Beijing, the hardest-hit city in the world, continued to report a steep climb in cases Wednesday, with an additional 97 confirmed cases and three dead. The national toll stood at 219 dead and 4,560 infected.

Authorities believe the outbreak, which has sickened about 7,300 around the world and killed about 500, might start to ease in the Chinese capital in the next week or so. Chinese Premier Wen Jiabao warned Wednesday that the situation remains grave and that the biggest worry is preventing the virus from spreading to the countryside, where the majority of China's 1.3 billion people live with minimal health care.

Shanghai is China's wealthiest and most international city. Keeping it relatively SARS-free is considered psychologically important in the fight against the virus, which first appeared in November in southern China's Guangdong province.

Despite Shanghai's low count -- six confirmed and 12 suspected cases -- the city has not escaped the outbreak's economic impact, particularly in tourism, travel and retail. Large gatherings such as conventions, tour groups and wedding banquets have all but dried up. Despite the pleasant spring weather, outdoor crowds are thin and more people are now donning surgical masks, following the examples of people in other infected cities.

To better protect its residents, Shanghai authorities have ordered all travelers returning from such hard-hit regions as Beijing, Shanxi, Inner Mongolia and Guangdong to report to authorities and be isolated. Some neighborhoods broadcast emergency requirements over loudspeakers or have people go door-to-door inquiring about recent travels.

"A lot of people don't want to tell us where they've been and who they've seen," said Peng. "This has made our work very frustrating."

The Chinese have grown unaccustomed to this kind of invasion of privacy, which is more reminiscent of the Maoist era. Increased personal freedom is one of the byproducts of the last two decades of rapid economic change. Until they feel a real threat to their lives, most people tend to ignore government pleas.

The Liberation Daily, a leading party newspaper in Shanghai, reported Wednesday that all 75 members of a tour group that returned from Beijing late last month had defied orders to report their journey to the local authorities. To avoid detection, some hid in the homes of relatives in the nearby countryside. Others returned to their normal lives, bragging to neighbors about returning from an epidemic zone unharmed.

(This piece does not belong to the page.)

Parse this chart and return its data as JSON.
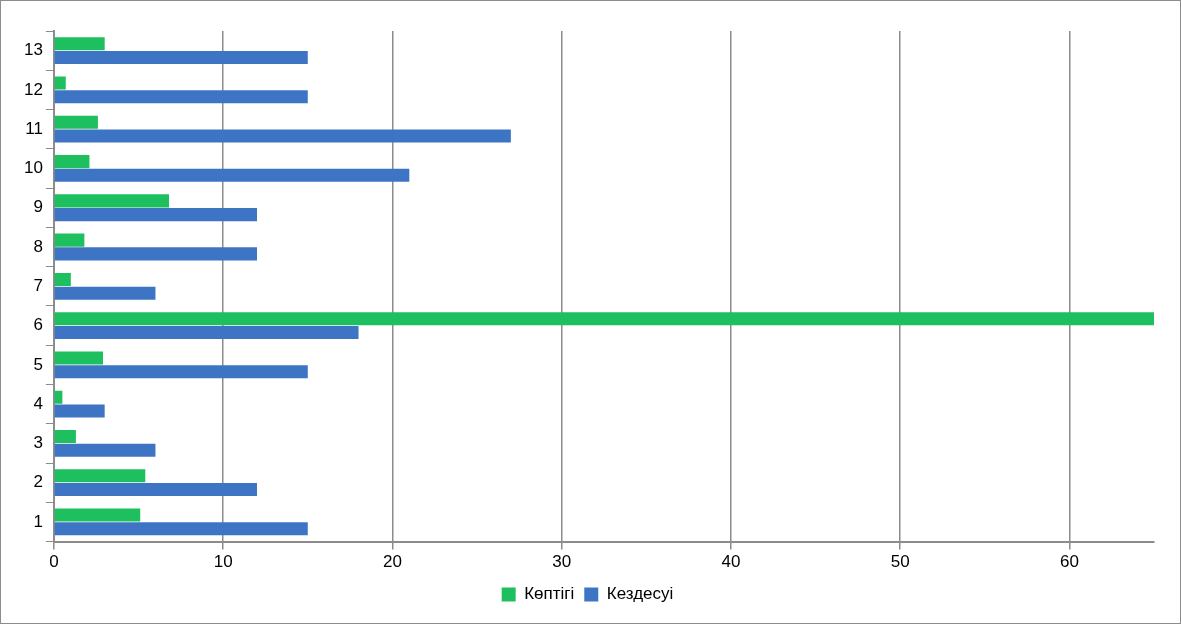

This triggered a mad 12-hour manhunt across Shanghai and its rural suburbs. None of the tourists was found to be sick with SARS.

The stories of the four new SARS patients are less reassuring. According to official accounts, the first couple took a train from Beijing to Jiangsu province near Shanghai on April 15. They visited several popular scenic spots in the area before arriving in Shanghai on April 24. By May 2, the husband was a confirmed SARS patient; the next day, his wife was as well.

The second couple and their two children drove from an unspecified northern city to Shanghai on April 25, after also stopping in nearby Jiangsu province. When they had their temperatures checked at the border, as is common now, they passed. That afternoon, the husband developed a fever. He stayed home and took cold medicine for a few days before going to a hospital. By Sunday, he and his wife had been confirmed to have SARS. Their children are fine.

The couples did not immediately cooperate with authorities when they showed early symptoms. Health workers had to ask repeatedly before finding out that they had come from an infected region and might have had contact with other SARS patients.

City officials said this cost medical workers valuable time in identifying the more than 275 people the couples had been in contact with, including those in supermarkets, subways, department stores and medical clinics.

"It turned out one of the couples had lived in a building that had been infected," said Peng. "So they had actually traveled to Shanghai to escape. But it's very hard to get people to tell us the truth."